Exploring the mechanisms of exercise-induced cardioprotection against myocardial stunning

Brief periods of ischemia followed by reperfusion results in stunning of the myocardium that is reversible within hours to days. This insult leads to contractile dysfunction and is associated with an increase in reactive oxygen species and calcium overload. Exercise has been shown to be cardioprotective against a stunning insult.
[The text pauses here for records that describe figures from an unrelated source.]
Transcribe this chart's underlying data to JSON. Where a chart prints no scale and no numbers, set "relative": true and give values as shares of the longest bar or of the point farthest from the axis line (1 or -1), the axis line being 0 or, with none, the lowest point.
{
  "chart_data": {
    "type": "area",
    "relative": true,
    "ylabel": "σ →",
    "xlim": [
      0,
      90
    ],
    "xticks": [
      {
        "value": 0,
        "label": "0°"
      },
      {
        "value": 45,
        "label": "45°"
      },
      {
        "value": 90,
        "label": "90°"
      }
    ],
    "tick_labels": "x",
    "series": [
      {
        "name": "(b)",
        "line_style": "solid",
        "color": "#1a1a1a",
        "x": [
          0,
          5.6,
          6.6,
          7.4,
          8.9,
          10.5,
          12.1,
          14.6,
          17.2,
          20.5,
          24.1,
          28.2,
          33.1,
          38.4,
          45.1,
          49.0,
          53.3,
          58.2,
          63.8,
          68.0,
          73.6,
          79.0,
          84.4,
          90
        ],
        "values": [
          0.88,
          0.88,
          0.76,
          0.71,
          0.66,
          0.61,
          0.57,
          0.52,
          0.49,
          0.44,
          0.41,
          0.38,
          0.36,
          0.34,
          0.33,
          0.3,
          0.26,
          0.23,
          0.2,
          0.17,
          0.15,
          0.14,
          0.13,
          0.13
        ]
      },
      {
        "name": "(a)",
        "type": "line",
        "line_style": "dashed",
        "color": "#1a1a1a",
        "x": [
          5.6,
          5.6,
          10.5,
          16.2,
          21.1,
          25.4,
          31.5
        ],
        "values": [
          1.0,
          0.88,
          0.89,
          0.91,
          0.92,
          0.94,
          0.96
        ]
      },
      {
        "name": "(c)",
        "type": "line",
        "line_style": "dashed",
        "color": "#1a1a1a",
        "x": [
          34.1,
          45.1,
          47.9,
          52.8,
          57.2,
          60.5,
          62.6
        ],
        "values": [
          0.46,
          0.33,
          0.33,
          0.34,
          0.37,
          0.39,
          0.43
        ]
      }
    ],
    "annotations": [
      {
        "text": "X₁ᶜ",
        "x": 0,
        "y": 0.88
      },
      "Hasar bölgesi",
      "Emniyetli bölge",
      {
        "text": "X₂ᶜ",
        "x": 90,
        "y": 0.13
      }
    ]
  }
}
The mechanisms behind this cardioprotection are unclear and are the focus of this experiment. These experiments tested the hypothesis that exercise-induced increases in manganese superoxide dismutase (MnSOD) activity and glutathione (GSH) levels in the heart are essential to achieve exercise-induced cardioprotection against myocardial stunning. To test this hypothesis, adult male rats were randomly assigned to 1 of 4 experimental groups: (1) sedentary, control with no treatment (S-C); (2) exercise trained, control no treatment (E-C); (3) exercise trained, treated with antisense oligonucleotide against MnSOD (E-AS); and (4) exercise trained, treated with mismatch oligonucleotide (E-MM). Groups were further subdivided into two surgery groups: sham or an in vitro working heart ischemia-reperfusion (I-R) group to evaluate cardiac performance and contractile dysfunction. Exercise trained animals performed 60 minutes of treadmill running at ∼70% VO2max for 3 consecutive days. Exercise-induced increases in myocardial MnSOD content and activity were inhibited using an AS oligonucleotide against MnSOD. A mismatch oligonucleotide was employed as a control to test the specificity of the AS oliogonucleotide against MnSOD. Exercise training increased MnSOD activity in the E-C and E-MM as compared to the S-C and E-AS groups (p < 0.05). In contrast, exercise did not alter (p > 0.05) myocardial GSH content in any experimental group. When hearts were subjected to an I-R insult of 25 minutes ischemia followed by 30 minutes of reperfusion, all trained groups showed significant recovery of pre-ischemic cardiac work (SP x CO) versus S-C. Additionally, the release of LDH, a marker of cellular damage, was significantly elevated in the S-C group as compared to the trained groups (p < 0.05). In conclusion, our results indicate that increases in myocardial GSH levels and MnSOD activity are not essential to achieve exercise-induced cardioprotection against stunning; therefore, exercise-induced cardioprotection must occur via other mechanisms.